Recently, several clients who are working to improve value-based contracts have asked, “How do we better engage specialists in the reduction of total cost of care and improve access and outcomes for our members?” Nationally, the total cost of care increased 4.3 percent in 2016, and, according to CMS, is expected to increase at a rate of 5.5 percent from 2017 to 2026, leading to a steady increase in the percentage of healthcare spending compared to the gross national product.
This spending includes more than 30 percent hospital costs, 20 percent physician and clinical services, and 10 percent pharmaceuticals. Several studies that compare specialists with primary care physicians suggest that revenue generated within the surgical specialties far surpasses all the rest. Clearly, engaging specialists in developing and implementing reduction in total cost of care is imperative.
Specialists can participate in costs savings in several ways:
Organizations can employ a service line strategy to work with physicians to measure variations in clinical care and develop standards for clinical services.
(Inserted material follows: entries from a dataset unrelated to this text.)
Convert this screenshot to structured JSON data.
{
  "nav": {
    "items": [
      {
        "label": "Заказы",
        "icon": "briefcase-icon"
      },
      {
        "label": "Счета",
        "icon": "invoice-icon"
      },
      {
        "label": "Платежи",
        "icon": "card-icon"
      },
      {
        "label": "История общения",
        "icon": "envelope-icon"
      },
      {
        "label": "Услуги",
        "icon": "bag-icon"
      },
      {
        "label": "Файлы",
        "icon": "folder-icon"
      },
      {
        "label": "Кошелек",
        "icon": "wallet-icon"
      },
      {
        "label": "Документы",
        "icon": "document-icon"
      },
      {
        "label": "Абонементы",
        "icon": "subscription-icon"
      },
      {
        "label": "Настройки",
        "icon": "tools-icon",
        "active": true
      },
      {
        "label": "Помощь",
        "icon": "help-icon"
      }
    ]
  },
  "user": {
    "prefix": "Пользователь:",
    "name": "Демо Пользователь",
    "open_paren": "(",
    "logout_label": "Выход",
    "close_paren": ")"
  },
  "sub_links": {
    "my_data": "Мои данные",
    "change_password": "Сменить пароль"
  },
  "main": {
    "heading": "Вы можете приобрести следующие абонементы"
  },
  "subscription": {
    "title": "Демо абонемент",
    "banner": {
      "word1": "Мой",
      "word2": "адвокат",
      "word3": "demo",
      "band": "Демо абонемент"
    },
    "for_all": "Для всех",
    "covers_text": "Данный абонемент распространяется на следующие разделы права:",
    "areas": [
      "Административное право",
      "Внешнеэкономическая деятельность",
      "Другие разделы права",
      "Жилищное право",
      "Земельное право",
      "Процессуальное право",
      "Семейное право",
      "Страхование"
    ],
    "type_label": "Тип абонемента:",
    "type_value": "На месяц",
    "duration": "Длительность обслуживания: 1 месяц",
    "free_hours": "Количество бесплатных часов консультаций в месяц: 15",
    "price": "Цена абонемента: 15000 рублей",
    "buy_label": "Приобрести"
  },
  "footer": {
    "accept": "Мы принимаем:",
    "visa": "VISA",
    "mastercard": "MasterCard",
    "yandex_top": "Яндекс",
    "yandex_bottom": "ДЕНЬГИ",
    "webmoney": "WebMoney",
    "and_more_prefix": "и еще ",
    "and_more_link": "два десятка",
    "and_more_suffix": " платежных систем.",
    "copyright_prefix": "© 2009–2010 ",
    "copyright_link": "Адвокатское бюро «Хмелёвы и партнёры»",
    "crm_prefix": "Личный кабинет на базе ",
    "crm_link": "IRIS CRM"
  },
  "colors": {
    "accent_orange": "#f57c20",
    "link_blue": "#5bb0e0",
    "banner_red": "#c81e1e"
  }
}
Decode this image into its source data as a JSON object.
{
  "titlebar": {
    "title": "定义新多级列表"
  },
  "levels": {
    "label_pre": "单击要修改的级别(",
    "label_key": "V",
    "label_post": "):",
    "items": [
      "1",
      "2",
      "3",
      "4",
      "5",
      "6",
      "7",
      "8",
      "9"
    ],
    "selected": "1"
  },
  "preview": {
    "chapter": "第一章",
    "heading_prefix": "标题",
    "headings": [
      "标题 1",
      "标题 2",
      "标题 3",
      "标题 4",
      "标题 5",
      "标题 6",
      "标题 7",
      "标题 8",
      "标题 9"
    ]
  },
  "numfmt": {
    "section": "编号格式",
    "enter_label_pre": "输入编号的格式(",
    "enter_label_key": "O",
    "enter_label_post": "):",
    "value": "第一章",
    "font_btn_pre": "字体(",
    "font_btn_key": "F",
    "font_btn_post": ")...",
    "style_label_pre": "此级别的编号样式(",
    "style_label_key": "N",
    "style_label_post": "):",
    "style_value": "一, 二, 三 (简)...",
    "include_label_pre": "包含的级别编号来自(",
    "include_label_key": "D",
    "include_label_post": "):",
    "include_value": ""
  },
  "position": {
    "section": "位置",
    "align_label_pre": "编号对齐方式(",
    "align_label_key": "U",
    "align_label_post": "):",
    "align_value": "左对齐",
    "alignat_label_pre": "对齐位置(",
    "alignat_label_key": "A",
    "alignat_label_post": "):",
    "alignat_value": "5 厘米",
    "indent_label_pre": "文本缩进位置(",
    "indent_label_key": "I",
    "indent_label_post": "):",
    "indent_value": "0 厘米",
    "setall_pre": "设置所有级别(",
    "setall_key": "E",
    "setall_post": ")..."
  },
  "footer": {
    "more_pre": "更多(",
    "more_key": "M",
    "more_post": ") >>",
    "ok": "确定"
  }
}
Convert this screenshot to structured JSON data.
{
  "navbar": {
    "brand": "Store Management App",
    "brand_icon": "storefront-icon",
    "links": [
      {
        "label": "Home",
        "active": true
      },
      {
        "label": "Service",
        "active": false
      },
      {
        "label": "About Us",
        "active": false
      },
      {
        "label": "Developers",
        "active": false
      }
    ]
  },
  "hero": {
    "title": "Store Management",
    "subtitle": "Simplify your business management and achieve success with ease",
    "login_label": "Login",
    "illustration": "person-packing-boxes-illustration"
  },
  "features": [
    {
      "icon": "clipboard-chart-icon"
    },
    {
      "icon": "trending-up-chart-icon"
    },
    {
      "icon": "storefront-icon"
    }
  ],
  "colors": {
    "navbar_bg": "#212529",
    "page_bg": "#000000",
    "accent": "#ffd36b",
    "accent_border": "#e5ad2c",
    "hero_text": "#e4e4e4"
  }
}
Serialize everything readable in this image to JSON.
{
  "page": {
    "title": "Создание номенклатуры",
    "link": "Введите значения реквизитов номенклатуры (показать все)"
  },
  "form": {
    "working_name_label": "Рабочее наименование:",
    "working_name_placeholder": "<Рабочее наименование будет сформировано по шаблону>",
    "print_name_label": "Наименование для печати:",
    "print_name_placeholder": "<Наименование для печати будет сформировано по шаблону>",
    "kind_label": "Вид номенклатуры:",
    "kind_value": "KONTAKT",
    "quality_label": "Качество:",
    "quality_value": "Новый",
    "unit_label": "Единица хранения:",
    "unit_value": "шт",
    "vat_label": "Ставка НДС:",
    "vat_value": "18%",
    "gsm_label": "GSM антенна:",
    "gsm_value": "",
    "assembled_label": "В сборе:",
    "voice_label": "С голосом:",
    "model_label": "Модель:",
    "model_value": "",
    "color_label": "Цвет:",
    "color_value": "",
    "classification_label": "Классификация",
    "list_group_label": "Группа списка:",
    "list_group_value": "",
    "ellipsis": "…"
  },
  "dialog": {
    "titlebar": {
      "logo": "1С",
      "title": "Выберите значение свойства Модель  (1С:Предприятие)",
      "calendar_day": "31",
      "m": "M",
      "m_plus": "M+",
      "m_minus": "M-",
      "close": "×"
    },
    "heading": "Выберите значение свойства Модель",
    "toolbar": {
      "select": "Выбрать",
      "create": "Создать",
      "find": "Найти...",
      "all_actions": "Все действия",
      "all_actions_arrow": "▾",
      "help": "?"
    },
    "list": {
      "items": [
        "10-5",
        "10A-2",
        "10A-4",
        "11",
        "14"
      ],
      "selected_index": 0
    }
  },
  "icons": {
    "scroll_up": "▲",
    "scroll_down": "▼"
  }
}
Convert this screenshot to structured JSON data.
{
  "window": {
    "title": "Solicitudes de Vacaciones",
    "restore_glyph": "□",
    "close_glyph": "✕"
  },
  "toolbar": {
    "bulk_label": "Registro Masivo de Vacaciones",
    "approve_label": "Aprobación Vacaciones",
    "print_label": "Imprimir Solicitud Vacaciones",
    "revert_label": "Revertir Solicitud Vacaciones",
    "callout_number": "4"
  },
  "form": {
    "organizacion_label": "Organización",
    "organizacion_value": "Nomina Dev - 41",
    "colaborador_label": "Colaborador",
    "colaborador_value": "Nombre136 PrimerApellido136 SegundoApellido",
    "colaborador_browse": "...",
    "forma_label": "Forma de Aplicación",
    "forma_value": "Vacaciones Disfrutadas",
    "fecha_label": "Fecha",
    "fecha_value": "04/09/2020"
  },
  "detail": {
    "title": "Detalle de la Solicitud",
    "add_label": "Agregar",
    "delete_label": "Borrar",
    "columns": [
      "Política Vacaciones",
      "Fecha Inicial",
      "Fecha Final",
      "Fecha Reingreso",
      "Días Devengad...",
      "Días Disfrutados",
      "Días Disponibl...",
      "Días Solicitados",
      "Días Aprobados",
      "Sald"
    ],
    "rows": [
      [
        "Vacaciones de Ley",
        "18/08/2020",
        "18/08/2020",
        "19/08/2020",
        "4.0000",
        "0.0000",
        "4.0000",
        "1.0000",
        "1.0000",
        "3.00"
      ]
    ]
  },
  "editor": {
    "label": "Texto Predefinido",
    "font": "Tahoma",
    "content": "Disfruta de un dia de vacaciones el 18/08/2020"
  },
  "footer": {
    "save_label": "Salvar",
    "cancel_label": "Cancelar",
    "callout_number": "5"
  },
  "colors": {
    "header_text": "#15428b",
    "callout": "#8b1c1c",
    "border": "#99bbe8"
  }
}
In organizations that have service line structures to develop clinical programs and reduce leakage, they may also use an existing structure to develop value-based incentives, manage bundles, and develop additional “stickiness” among physicians. Organizations that are just beginning to think about including specialists in value-based incentives might consider the service line structure to begin these very important conversations and processes.
In specialty care, reduction in clinical variation is the key to unlocking value-based contracts and incentivizing physicians. Although the Centers for Medicare and Medicaid Services (CMS) has delineated many specialty care guidelines such as colonoscopy, mammography, and retinal eye screenings, as well as prescribing beta blockers and statins, many, if not most, specialists remain on a strictly fee-for-service reimbursement model. To get them in the habit of increasing quality and reducing costs, they must develop standards, measure variation and outliers, and ultimately hold each other accountable to change behavior.
We are working with physician groups in gastroenterology and cardiology to study their practice patterns and identify opportunities to reduce variation in clinical practice. These physicians are in different groups with varying cultures, but they believe they can work together to improve quality and reduce cost. We are also working with payers in their communities to develop incentive structures to reward improvements in the coming years.
We have heard the “site of service” mantra from payers across the country for ambulatory surgery for almost a decade. With changes to regulations, most states now allow many ambulatory surgical patients to remain for up to 23 hours, encouraging more difficult procedures and new groups of physicians who are interested in exploring ambulatory surgical sites. Moreover, payers are now encouraging physicians by offering beneficial rates to include more infusion and invasive cardiac procedures, as well as virtually all urgent care and many more surgical procedures on an outpatient basis. Organizations can also use service line structures to help physicians develop programs that could successfully be deployed in ambulatory settings for the patient population.
Overall, many opportunities exist to engage specialty physicians in participating in the Triple Aim. By including physicians in the development and measurement of clinical standards, adding or improving incentives, and developing ambulatory access points, they will be better participants in an organization’s cost, quality, and leakage goals.